FINDING PUNCHLINES: Lukas Nelson talks Promise of the Real, songwriting and legends that advised him along the way
“I have a lot of music I want to put out there, but it’s so hard to put it all together,” singer-songwriter and guitarist Lukas Nelson tells encore last Labor Day evening. “And to finally release [a record] … it’s just nice to have it out there.”
Nelson scheduled our interview amidst days and weeks of travel. “We just landed a couple hours ago in New York,” he divulges. Still, it didn’t dampen his enthusiasm for the release of his band’s self-titled work on Fantasy Records, “Lukas Nelson & Promise of the Real.”
“I’m really happy with this record, to be honest,” he adds. “It’s my proudest achievement so far, in terms of putting out my own music.”
Thus far it’s received glowing reviews. More so, it’s ranked on multi-genre Billboard charts. “I don’t know how many sales that translates to,” Nelson quips. “But people seem to like it.”
It’s an exciting time for Nelson as a “new” artist—not new in the sense of being a musician on the scene but new to being in the public eye. It was a big deal for him to partner with a record label to help spread the word of his existence.
“That was a big achievement in and of itself—having a record label sign us—because we don’t exactly play pop music,” he adds. “They’re taking a chance and I think they’re happy.”
Nelson’s drawn to storytelling found in country music, as well as heard in soul, gospel, or rock ‘n’ roll: short, quick songs that have punchlines. The latest collection reflects an appreciation of and development within that formula. He’s not trying to “genre bend” or reinvent the wheel with this record.
“I mean, nobody’s really reinventing anything these days—unless you’re playing Indie music,” he says, “which is great—I love some great bands out there that are really doing well. . . . I guess I’m just trying to write in clear, concise, melodic, and lyrical ways.”
This is also the first album from Nelson’s six-piece. Promise of the Real is complete with Tato Melgar (percussion), Anthony LoGerfo (drums) and Corey McCormick (bass, vocals), as well as newer members Jesse Siebenberg (steel guitars, Farfisa organ, vocals) and Alberto Bof (piano, Wurlitzer).
Recorded at The Village Studios in West Los Angeles, “Lukas Nelson & Promise of the Real” is riddled with major talents’ influences and contributions. Jess Wolfe and Holly Lessig of Lucius provided backing vocals on five tracks, while Stefani Germanotta (a.k.a.
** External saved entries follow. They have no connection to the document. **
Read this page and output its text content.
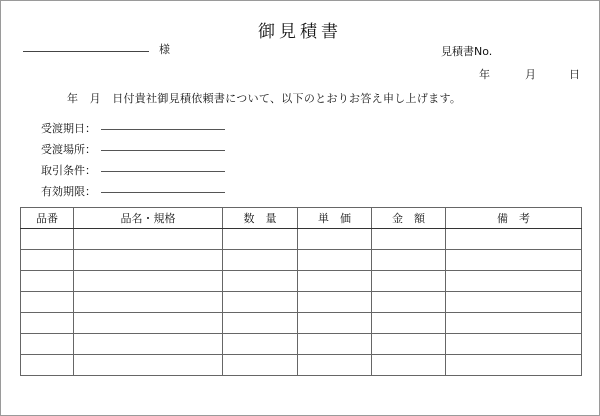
御見積書
様	見積書No.
年	月	日
年　月　日付貴社御見積依頼書について、以下のとおりお答え申し上げます。
受渡期日：
受渡場所：
取引条件：
有効期限：
品番	品名・規格	数　量	単　価	金　額	備　考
Lady Gaga) sang on “Carolina” and “Find Yourself.” “Just Outside of Austin” features a lovely introduction lead by his aunt, Bobbie Nelson, on keys (she also plays with his dad’s band—Willie and Friends—all of whom stopped over in Wilmington at The Shell on Tues., Sept. 5).
“I was thinking of Roger Miller when I wrote that song,” Nelson explains. “I wanted to write a song with a similar kind of chord progression.”
A long-time fan and friend of Neil Young (he actually met his drummer, Anthony LoGerfo, at a Neil Young concert in 2008), Nelson and the Promise of the Real backed up the legendary Canadian musician on “The Monsanto Years” album (2015). They had made appearances at Young’s famed (now defunct) Bridge School Benefit and Farm Aid (the latter also run by Nelson’s father, along with John Mellencamp and Dave Matthews). Such experiences have culminated in the band receiving top-notch guidance along the way.
“[Neil] helped me with a few songs and had some advice for a few tunes,” he tells. “Dad listened to a few songs I had written. Then he’d say, ‘You should put that one on there and that one.’ . . . They both influenced the record a lot.”
Nelson has continued to develop his 12 tracks on the road. All have received stage time; though, he’s mindful of how well a couple play out in certain venues. “I haven’t really done ‘Breath of My Baby’ a lot live because it’s so slow,” he explains. “It’s just too low energy for a lot of shows.”
Songs are still evolving, too. Nelson plays “Carolina” and “Runnin’ Shine” with an electric guitar to give it more power.
“I think our next plan should be a live record because it’s completely different,” he observes. “I already know that I could do better. And I have a lot of other great songs and there are things I want to fine tune in recording, but I want it a little less polished because the polish kind of gets in the way. I’d like to have a little more rock ‘n’ roll in the next one—that’s what we do live.”
Nelson will head back to the studio later in the month. In the meantime, Wilmingtonians can hear the band live at Greenfield Lake Amphitheater on Tuesday, Sept. 19.